SlumpGuard: An AI-Powered Real-Time System for Automated Concrete Slump Prediction via Video Analysis
Youngmin Kim, Giyeong Oh, Kwangsoo Youm, Youngjae Yu
TL;DR
SlumpGuard introduces a fixed-camera, vision-based system for real-time concrete slump prediction using a three-stage pipeline: chute detection, pouring onset/which chute identification, and video-based slump classification. It leverages oriented bounding-box detection (YOLOv8) and optical-flow–driven timing to isolate pouring events, followed by a ResNet-3D-based video classifier with advanced augmentations and label smoothing to predict slump categories. Across a site-replicated dataset of over 6,000 clips, the approach achieves near-perfect chute localization, robust pouring detection, and slump prediction accuracy around 0.82, with expert human evaluators showing substantial subjectivity in visual slump estimation.
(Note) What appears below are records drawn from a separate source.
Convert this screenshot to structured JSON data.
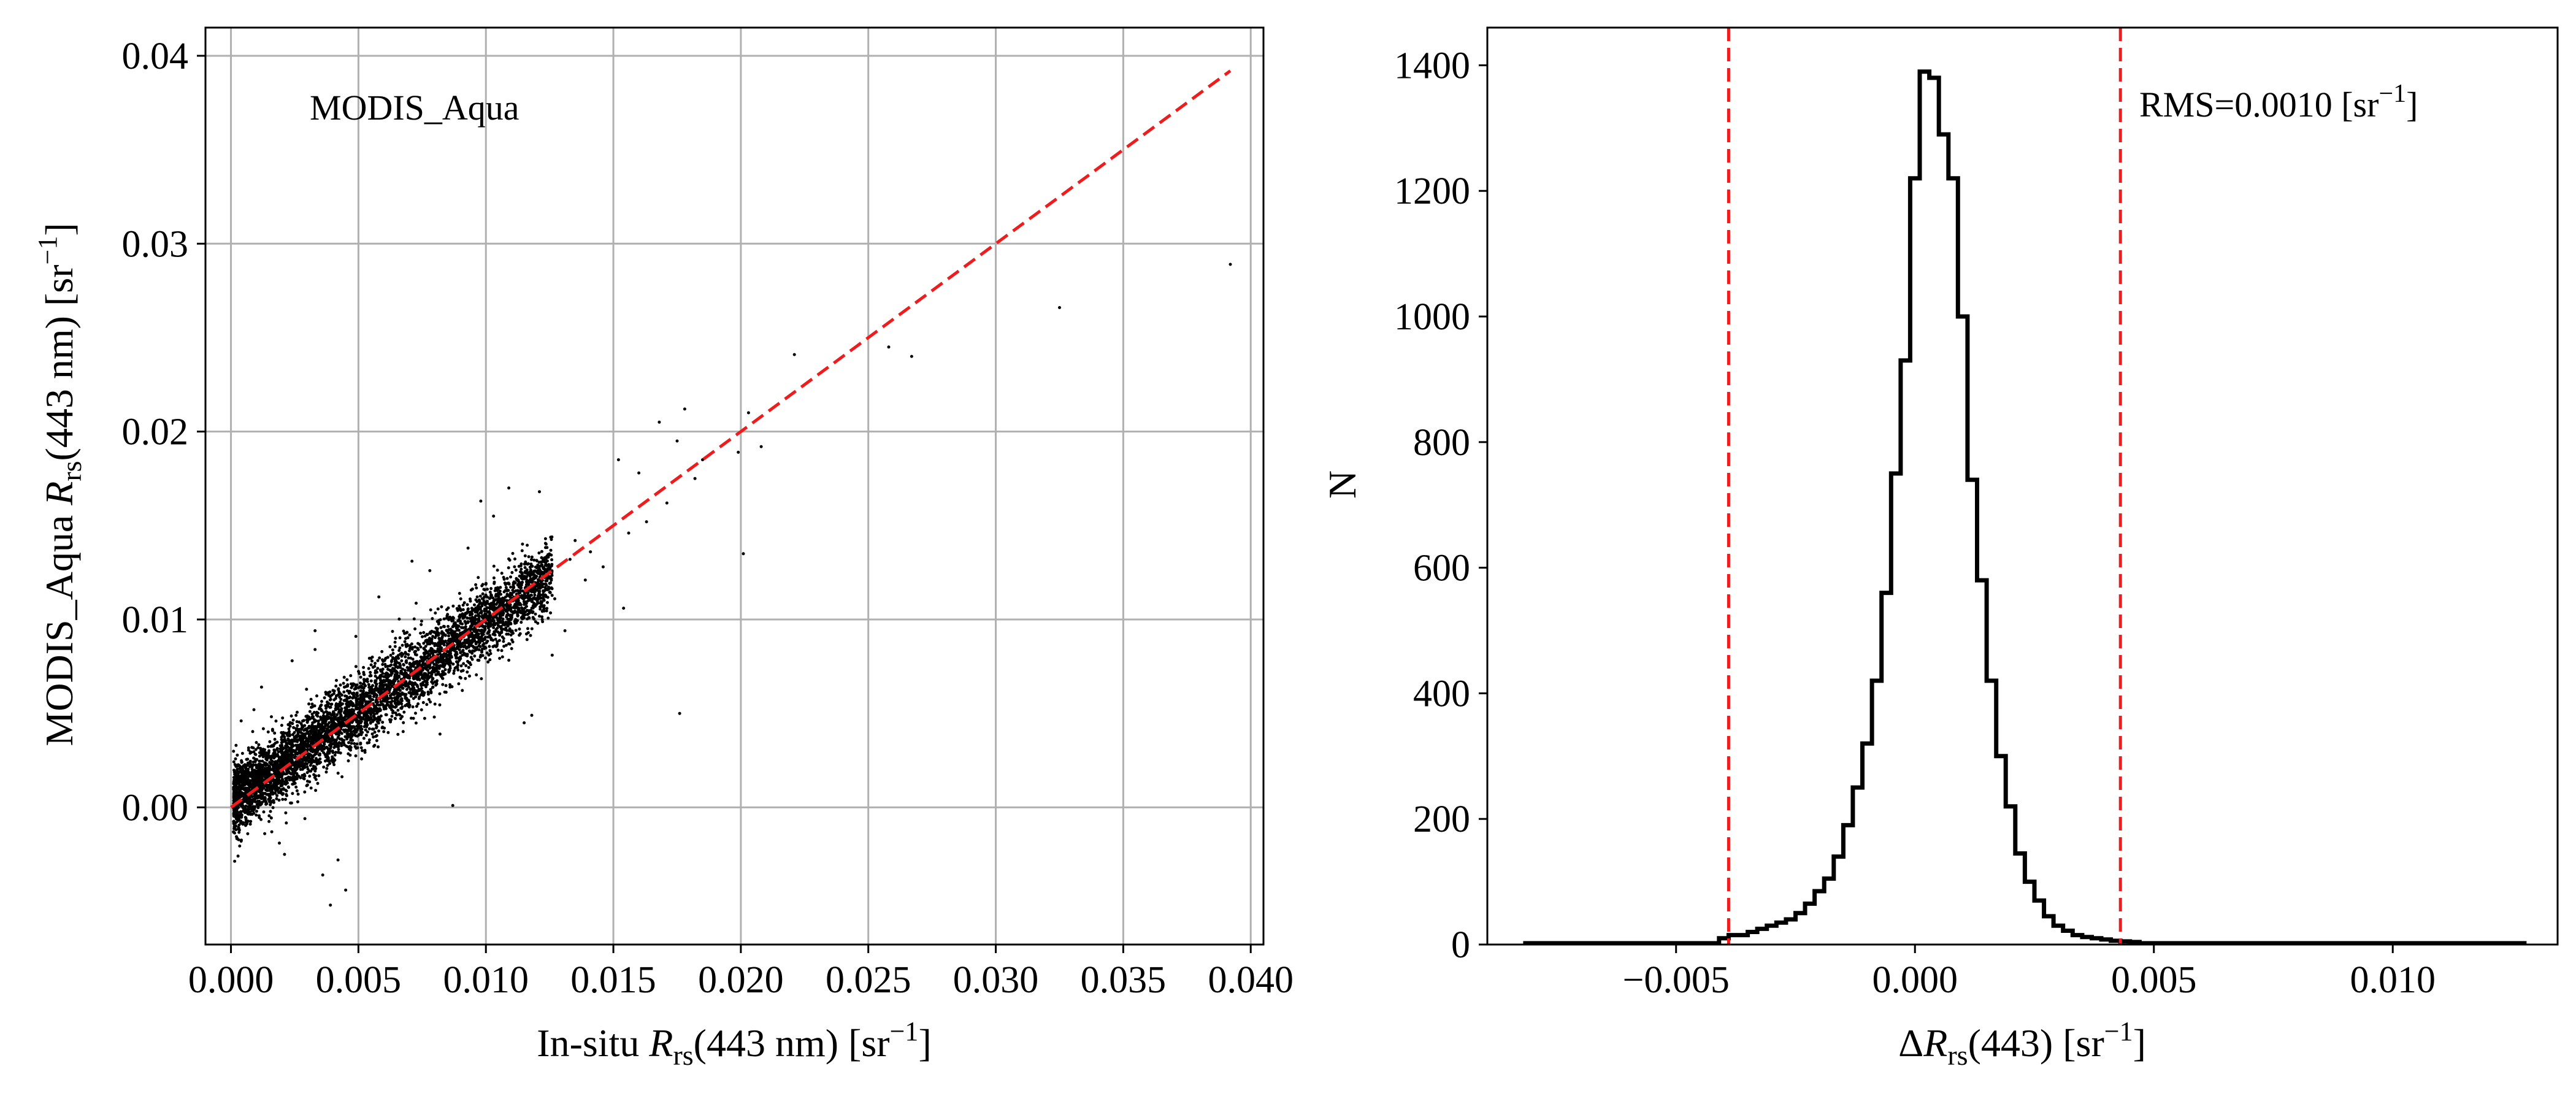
{
  "chart_data": [
    {
      "type": "scatter",
      "annotation": "MODIS_Aqua",
      "xlabel": "In-situ R_rs(443 nm) [sr^-1]",
      "xlabel_parts": {
        "pre": "In-situ ",
        "var": "R",
        "sub": "rs",
        "post": "(443 nm) [sr",
        "sup": "−1",
        "end": "]"
      },
      "ylabel": "MODIS_Aqua R_rs(443 nm) [sr^-1]",
      "ylabel_parts": {
        "pre": "MODIS_Aqua ",
        "var": "R",
        "sub": "rs",
        "post": "(443 nm) [sr",
        "sup": "−1",
        "end": "]"
      },
      "xlim": [
        -0.001,
        0.0405
      ],
      "ylim": [
        -0.0073,
        0.0415
      ],
      "xticks": [
        0.0,
        0.005,
        0.01,
        0.015,
        0.02,
        0.025,
        0.03,
        0.035,
        0.04
      ],
      "xtick_labels": [
        "0.000",
        "0.005",
        "0.010",
        "0.015",
        "0.020",
        "0.025",
        "0.030",
        "0.035",
        "0.040"
      ],
      "yticks": [
        0.0,
        0.01,
        0.02,
        0.03,
        0.04
      ],
      "ytick_labels": [
        "0.00",
        "0.01",
        "0.02",
        "0.03",
        "0.04"
      ],
      "grid": true,
      "reference_line": {
        "x": [
          0.0,
          0.0392
        ],
        "y": [
          0.0,
          0.0392
        ],
        "color": "#ee1c1c",
        "style": "dashed"
      },
      "point_color": "#000000",
      "points": [
        [
          0.0392,
          0.0289
        ],
        [
          0.0325,
          0.0266
        ],
        [
          0.0267,
          0.024
        ],
        [
          0.0258,
          0.0245
        ],
        [
          0.0221,
          0.0241
        ],
        [
          0.0203,
          0.021
        ],
        [
          0.0208,
          0.0192
        ],
        [
          0.0199,
          0.0189
        ],
        [
          0.0178,
          0.0212
        ],
        [
          0.0168,
          0.0205
        ],
        [
          0.0175,
          0.0195
        ],
        [
          0.0185,
          0.0185
        ],
        [
          0.0182,
          0.0175
        ],
        [
          0.016,
          0.0178
        ],
        [
          0.0152,
          0.0185
        ],
        [
          0.0171,
          0.0162
        ],
        [
          0.0163,
          0.0152
        ],
        [
          0.0156,
          0.0146
        ],
        [
          0.0148,
          0.0148
        ],
        [
          0.0201,
          0.0135
        ],
        [
          0.0176,
          0.005
        ],
        [
          0.0154,
          0.0106
        ],
        [
          0.0141,
          0.0136
        ],
        [
          0.0135,
          0.0142
        ],
        [
          0.0121,
          0.0168
        ],
        [
          0.0109,
          0.017
        ],
        [
          0.0098,
          0.0163
        ],
        [
          0.0103,
          0.0155
        ],
        [
          0.0093,
          0.0138
        ],
        [
          0.0078,
          0.0126
        ],
        [
          0.0071,
          0.0131
        ],
        [
          0.0058,
          0.0112
        ],
        [
          0.0049,
          0.0091
        ],
        [
          0.0033,
          0.0094
        ],
        [
          0.0033,
          0.0084
        ],
        [
          0.0024,
          0.0078
        ],
        [
          0.0012,
          0.0064
        ],
        [
          0.0009,
          0.0052
        ],
        [
          0.0004,
          0.0046
        ],
        [
          0.0002,
          0.0033
        ],
        [
          0.0016,
          -0.0013
        ],
        [
          0.0021,
          -0.0025
        ],
        [
          0.0036,
          -0.0036
        ],
        [
          0.0039,
          -0.0052
        ],
        [
          0.0042,
          -0.0028
        ],
        [
          0.0045,
          -0.0044
        ],
        [
          0.0029,
          -0.0006
        ],
        [
          0.0019,
          -0.0019
        ],
        [
          0.0001,
          -0.0013
        ],
        [
          0.0004,
          -0.0018
        ],
        [
          0.0118,
          0.0049
        ],
        [
          0.0115,
          0.0045
        ],
        [
          0.0082,
          0.0039
        ],
        [
          0.0087,
          0.0001
        ],
        [
          0.0126,
          0.0081
        ],
        [
          0.0131,
          0.0094
        ],
        [
          0.0139,
          0.0121
        ],
        [
          0.0146,
          0.0128
        ],
        [
          0.0133,
          0.0132
        ],
        [
          0.0127,
          0.0111
        ]
      ]
    },
    {
      "type": "histogram",
      "annotation": "RMS=0.0010 [sr^-1]",
      "annotation_parts": {
        "pre": "RMS=0.0010 [sr",
        "sup": "−1",
        "end": "]"
      },
      "xlabel": "ΔR_rs(443) [sr^-1]",
      "xlabel_parts": {
        "pre": "Δ",
        "var": "R",
        "sub": "rs",
        "post": "(443) [sr",
        "sup": "−1",
        "end": "]"
      },
      "ylabel": "N",
      "xlim": [
        -0.00895,
        0.01345
      ],
      "ylim": [
        0,
        1460
      ],
      "xticks": [
        -0.005,
        0.0,
        0.005,
        0.01
      ],
      "xtick_labels": [
        "−0.005",
        "0.000",
        "0.005",
        "0.010"
      ],
      "yticks": [
        0,
        200,
        400,
        600,
        800,
        1000,
        1200,
        1400
      ],
      "ytick_labels": [
        "0",
        "200",
        "400",
        "600",
        "800",
        "1000",
        "1200",
        "1400"
      ],
      "grid": false,
      "vlines": [
        -0.0039,
        0.0043
      ],
      "vline_color": "#ee1c1c",
      "bin_edges": [
        -0.0041,
        -0.0039,
        -0.0037,
        -0.0035,
        -0.0033,
        -0.0031,
        -0.0029,
        -0.0027,
        -0.0025,
        -0.0023,
        -0.0021,
        -0.0019,
        -0.0017,
        -0.0015,
        -0.0013,
        -0.0011,
        -0.0009,
        -0.0007,
        -0.0005,
        -0.0003,
        -0.0001,
        0.0001,
        0.0003,
        0.0005,
        0.0007,
        0.0009,
        0.0011,
        0.0013,
        0.0015,
        0.0017,
        0.0019,
        0.0021,
        0.0023,
        0.0025,
        0.0027,
        0.0029,
        0.0031,
        0.0033,
        0.0035,
        0.0037,
        0.0039,
        0.0041,
        0.0043,
        0.0045,
        0.0047
      ],
      "counts": [
        10,
        15,
        15,
        20,
        25,
        30,
        35,
        40,
        50,
        65,
        85,
        105,
        140,
        190,
        250,
        320,
        420,
        560,
        750,
        930,
        1220,
        1390,
        1380,
        1290,
        1220,
        1000,
        740,
        580,
        420,
        300,
        220,
        145,
        100,
        70,
        45,
        30,
        22,
        15,
        12,
        10,
        8,
        6,
        5,
        4
      ],
      "line_color": "#000000"
    }
  ]
}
The work demonstrates practical deployability, non-intrusive operation, and a path toward automated quality control in concrete construction workflows.
Abstract
Concrete workability is essential for construction quality, with the slump test being the most widely used on-site method for its assessment. However, traditional slump testing is manual, time-consuming, and highly operator-dependent, making it unsuitable for continuous or real-time monitoring during placement. To address these limitations, we present SlumpGuard, an AI-powered vision system that analyzes the natural discharge flow from a mixer-truck chute using a single fixed camera. The system performs automatic chute detection, pouring-event identification, and video-based slump classification, enabling quality monitoring without sensors, hardware installation, or manual intervention. We introduce the system design, construct a site-replicated dataset of over 6,000 video clips, and report extensive evaluations demonstrating reliable chute localization, accurate pouring detection, and robust slump prediction under diverse field conditions. An expert study further reveals significant disagreement in human visual estimates, highlighting the need for automated assessment.